Only then -- after 3p.m. do I  allow myself to go online. I used to be on all day -- let me repeat ALL DAY!  I would CHURN in that endless internet way -- where by you feel like you are working at something, yet afterwards you realize you have actually done nothing and taken all day to do it..... I am not twittering, nor facebooking, nor chasing down endless email items all day.  Not that those are not interesting - but they need to be balanced with something physical and real. They need to be contained by limiting the time spent on them. I don't know about you, but I need other things in my world. I have stopped joining various membership sites online as well, and unjoined a few.  You can't be everywhere....

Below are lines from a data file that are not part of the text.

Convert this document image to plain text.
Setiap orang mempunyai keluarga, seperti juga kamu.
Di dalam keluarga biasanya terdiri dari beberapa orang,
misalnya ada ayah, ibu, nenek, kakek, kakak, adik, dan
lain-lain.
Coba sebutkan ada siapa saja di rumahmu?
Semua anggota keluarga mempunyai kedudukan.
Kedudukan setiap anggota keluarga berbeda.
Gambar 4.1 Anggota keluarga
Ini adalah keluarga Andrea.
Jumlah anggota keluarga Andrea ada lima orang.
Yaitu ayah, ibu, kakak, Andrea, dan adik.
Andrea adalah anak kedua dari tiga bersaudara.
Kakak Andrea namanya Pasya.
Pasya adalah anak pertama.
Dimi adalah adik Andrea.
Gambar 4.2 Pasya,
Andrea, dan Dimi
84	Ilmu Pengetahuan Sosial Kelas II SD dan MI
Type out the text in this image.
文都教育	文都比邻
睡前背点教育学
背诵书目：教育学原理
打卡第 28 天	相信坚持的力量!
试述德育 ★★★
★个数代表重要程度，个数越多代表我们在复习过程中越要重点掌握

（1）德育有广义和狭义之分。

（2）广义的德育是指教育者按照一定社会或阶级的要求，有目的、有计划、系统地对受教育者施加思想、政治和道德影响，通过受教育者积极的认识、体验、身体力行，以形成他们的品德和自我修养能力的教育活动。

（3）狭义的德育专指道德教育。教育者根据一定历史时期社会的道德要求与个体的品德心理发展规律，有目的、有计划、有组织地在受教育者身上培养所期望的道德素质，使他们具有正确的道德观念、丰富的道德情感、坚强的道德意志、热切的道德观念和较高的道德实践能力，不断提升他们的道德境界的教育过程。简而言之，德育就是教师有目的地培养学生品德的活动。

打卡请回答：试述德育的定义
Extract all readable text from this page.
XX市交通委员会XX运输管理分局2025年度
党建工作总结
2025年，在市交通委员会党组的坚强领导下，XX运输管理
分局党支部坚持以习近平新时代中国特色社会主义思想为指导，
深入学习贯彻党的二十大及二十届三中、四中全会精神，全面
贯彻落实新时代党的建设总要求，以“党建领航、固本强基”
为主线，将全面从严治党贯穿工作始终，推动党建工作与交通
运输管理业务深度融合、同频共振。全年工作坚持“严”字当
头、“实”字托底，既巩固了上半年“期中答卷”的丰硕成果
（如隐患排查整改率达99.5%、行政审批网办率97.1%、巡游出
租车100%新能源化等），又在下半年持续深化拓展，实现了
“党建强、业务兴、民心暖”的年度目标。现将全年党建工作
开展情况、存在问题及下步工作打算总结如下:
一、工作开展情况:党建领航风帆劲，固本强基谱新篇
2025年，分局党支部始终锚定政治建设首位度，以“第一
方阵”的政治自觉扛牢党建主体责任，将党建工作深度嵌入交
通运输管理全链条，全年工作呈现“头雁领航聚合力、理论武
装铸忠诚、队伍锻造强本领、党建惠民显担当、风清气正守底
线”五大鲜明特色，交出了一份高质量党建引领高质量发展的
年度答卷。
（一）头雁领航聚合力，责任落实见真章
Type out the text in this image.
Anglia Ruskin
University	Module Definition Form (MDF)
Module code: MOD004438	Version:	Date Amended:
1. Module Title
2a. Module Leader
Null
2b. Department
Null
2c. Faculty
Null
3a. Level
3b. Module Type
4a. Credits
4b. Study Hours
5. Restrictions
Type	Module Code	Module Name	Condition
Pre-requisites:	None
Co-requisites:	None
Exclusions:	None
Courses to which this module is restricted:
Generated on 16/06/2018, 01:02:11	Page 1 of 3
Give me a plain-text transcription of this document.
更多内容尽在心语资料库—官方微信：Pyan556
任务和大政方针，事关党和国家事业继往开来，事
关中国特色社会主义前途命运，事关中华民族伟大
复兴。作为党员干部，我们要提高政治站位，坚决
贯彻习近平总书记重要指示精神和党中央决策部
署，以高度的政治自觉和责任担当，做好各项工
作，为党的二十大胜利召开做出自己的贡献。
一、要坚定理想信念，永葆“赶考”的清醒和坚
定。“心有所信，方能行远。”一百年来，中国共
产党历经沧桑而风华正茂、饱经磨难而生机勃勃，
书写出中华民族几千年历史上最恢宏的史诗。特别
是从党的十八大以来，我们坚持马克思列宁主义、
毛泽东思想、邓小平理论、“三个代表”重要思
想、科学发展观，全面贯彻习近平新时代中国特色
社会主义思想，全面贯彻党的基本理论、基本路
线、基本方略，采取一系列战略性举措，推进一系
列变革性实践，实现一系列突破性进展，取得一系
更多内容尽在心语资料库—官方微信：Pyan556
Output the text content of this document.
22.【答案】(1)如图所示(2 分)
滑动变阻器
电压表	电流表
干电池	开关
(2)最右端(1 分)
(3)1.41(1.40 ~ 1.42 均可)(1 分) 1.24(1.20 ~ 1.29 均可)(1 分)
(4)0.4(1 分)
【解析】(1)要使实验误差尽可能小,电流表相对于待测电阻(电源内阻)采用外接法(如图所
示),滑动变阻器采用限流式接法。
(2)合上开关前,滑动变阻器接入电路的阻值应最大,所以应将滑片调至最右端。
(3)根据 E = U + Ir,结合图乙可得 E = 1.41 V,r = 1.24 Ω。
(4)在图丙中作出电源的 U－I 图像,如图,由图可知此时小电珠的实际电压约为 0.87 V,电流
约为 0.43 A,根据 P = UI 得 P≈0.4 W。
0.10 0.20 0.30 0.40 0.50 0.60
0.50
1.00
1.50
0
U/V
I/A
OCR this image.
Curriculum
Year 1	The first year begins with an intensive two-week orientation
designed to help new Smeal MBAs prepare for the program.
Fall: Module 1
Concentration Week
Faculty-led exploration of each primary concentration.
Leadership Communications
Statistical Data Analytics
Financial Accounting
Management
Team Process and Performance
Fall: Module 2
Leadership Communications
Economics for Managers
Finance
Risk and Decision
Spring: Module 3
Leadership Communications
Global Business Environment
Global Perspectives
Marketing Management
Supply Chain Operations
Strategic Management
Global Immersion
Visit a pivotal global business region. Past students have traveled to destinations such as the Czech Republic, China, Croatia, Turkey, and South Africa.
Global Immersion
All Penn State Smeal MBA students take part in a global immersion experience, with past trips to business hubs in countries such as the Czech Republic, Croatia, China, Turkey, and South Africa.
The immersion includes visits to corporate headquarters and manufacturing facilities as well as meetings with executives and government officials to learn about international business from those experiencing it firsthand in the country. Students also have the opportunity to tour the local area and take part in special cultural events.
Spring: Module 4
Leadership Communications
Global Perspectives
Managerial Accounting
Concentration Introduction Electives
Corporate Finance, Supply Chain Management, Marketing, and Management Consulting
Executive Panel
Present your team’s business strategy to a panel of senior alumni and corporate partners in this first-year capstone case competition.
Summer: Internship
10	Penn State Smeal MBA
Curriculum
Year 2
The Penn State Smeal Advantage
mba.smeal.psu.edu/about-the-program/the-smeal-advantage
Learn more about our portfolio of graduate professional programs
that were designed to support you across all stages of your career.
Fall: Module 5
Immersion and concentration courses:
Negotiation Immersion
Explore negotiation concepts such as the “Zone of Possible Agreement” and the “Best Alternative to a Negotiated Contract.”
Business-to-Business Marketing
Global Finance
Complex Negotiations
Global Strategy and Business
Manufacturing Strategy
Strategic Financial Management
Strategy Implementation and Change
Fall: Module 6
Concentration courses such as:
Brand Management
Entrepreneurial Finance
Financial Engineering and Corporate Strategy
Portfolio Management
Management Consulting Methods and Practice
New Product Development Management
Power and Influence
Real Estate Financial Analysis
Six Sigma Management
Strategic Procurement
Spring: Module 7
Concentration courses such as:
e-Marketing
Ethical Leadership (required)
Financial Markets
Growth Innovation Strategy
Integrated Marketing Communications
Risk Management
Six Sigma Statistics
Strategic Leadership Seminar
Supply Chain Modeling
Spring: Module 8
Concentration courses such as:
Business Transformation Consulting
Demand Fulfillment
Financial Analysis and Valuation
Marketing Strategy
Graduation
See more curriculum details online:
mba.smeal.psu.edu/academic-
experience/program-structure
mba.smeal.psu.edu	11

Now at the end of the day, I can look and see what progress has been made. That is, what concrete physical changes have been made to the paintings at hand.  It has made life more simple and less stressful, and made me a bit quieter at heart. In this crazy world, that can't be bad.

Wednesday, March 17, 2010

Reggie Marra "Bump" - a poem for Anne Marie

A poem about Reggie and his older sister Anne Marie as giggling children at play. Reggie read this during his featured reading at the Blue Z Coffeehouse on the one-year anniversary of Anne Marie's death on St Patrick's Day 2009.  --> Cherish life. You only get this one....
.
.
.

Tuesday, March 16, 2010

The roar at Stevenson Dam after all the rain, 3/14/2010

While traveling from the New Haven area on Sunday I took this short video of the Stevenson Dam on Route 34. Notice the incredible gush of water that is being let out of Lake Zoar at the side of the dam > you can see it in the lower right hand side of the frame . That is a lot of water. Peak was not expected until 1 p.m. the following day, according to a Danbury News Times article. This was video shot with a G3 iphone using the Qik Video app. The G3 cannot shoot video out of the box. This is a a low rez fix - but low rez but better than no rez.